A Night in Montmartre (also known as Night in Montmartre and Night of Montmartre) is a 1931 British mystery film directed by Leslie S. Hiscott and starring Horace Hodges, Franklin Dyall, Hugh Williams, Reginald Purdell and Austin Trevor. It was written by Angus MacPhail based on a play by Walter Peacock and Miles Malleson.

== Plot ==
When the owner of a large cafe in Montmartre and a notorious blackmailer is murdered, suspicion points at young artist Lucien Borell who owed him money.

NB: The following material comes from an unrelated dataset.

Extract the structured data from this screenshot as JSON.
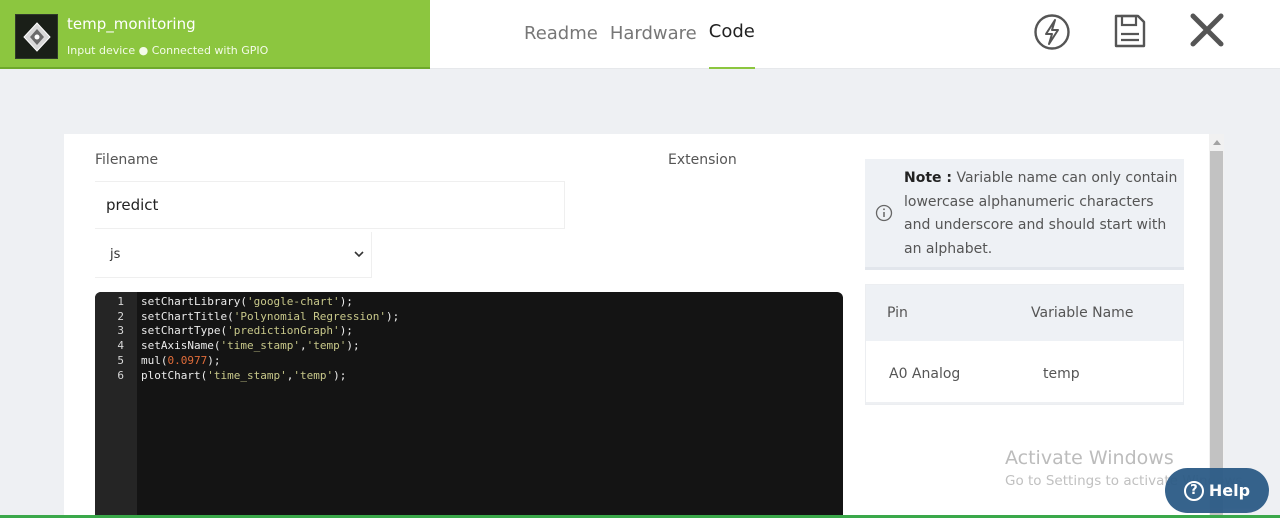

Things look worse for Lucien when his father arrives and, fancying himself a criminologist, uncovers evidence that accidentally makes his son look even more guilty. On his second attempt, however, he is able to unmask the real culprits.

==Cast==
- Horace Hodges as Lucien Borell
- Franklin Dyall as Max Levine
- Hugh Williams as Philip Borell
- Heather Angel as Annette Lefevre
- Austin Trevor as Paul de Lisle
- Kay Hammond as Margot
- Edmund Willard as Alexandre
- Arthur Hambling as Inspector Brichot
- Reginald Purdell as Tino
- Binnie Barnes as Therese

==Production==
The film was shot at Twickenham Studios in London with sets designed by the art director James Carter.

==Reception==

Film Weekly wrote: "The acting of Horace Hodges and Heather Angel is pleasing; but the rest of the cast are too determinedly melodramatic. A mediocre film."

Variety wrote: "Picture is developed on an even keel with little attempt to build up to a climax. Result, it never gets enough kick to lift it out of the support class, and although competent in an unobtrusive way, remains one of those negative sort of pictures."